The contest is divided into three leagues: one for residential colleges, one for North Side teams (Millbrook/Village East and Village/Lopata Houses) and one for fraternity houses. The Green Cup recognizes the team in each league that garners the most points during the four-week competition, Feb 1-28.

Electricity use in each building is measured with utility-grade meters installed in all campus buildings. The Facilities Department records data from those meters at all hours. Twice weekly, energy consumption data is updated at greencup.wustl.edu, which tracks the buildings’ energy use and the competition’s standings.
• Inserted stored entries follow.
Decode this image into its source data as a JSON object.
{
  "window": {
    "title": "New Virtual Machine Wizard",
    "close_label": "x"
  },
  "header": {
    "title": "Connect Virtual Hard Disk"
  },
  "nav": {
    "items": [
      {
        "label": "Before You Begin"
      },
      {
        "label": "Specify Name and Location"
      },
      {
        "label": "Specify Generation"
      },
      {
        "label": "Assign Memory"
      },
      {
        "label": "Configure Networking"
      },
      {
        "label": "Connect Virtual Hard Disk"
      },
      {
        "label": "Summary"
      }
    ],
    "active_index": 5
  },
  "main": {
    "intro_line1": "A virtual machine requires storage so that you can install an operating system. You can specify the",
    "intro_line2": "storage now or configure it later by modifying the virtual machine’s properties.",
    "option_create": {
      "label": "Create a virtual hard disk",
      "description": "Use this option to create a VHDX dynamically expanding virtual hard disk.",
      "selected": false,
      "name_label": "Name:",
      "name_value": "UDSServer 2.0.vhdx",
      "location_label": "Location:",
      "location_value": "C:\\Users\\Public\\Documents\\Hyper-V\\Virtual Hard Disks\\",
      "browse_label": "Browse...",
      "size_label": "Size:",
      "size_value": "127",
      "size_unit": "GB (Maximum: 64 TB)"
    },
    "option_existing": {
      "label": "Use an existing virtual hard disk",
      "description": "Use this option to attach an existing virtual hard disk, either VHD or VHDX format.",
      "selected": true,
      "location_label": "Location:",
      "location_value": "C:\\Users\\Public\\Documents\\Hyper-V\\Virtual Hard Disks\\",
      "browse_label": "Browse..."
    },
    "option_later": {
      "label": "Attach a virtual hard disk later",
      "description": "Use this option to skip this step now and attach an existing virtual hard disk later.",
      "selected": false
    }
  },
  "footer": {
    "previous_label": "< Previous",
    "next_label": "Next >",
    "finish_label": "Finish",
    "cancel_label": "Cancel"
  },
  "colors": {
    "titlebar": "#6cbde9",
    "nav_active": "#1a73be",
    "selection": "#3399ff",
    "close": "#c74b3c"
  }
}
Teams earn points for each percentage-point drop in per-person energy use over the competition. Students also can earn points for: making a video on how they plan to reduce energy use in their buildings; taking the Sustainability Pledge at sustainabilitypledge.wustl.edu; creating an energy-reduction action plan for their team; or wearing the Greenman suit.

The winner of each league will be awarded a Green Cup trophy, made from recycled glass, at the awards ceremony in early March. A variety of weekly and runner-up prizes also are being awarded.

Last year’s winning fraternity team, Sigma Chi, reduced its energy usage by more than 20 percent over the course of the competition. Sigma Chi member Bryan Shalloway, a 2012 graduate, says the victory was a group effort.

“Fraternity members turned off the air conditioning and kept the building almost dark,” he says. “My brothers would come up to me at night to report that all the lights in the basement were off.”

The Green Cup was developed and implemented for the first time in spring of 2011 by the Office of Sustainability and a student Green Cup committee, which included recent WUSTL alumnus Chris Brennan, who first proposed the idea to the university.

Upcoming events include Happy Hour from 5:30-7 p.m. Thursday, Feb. 14, in The Gargoyle, Mallinckrodt Center, and the Green Cup-sponsored Tuesday Tea at DUC Commons from 3-5 p.m. Feb. 19.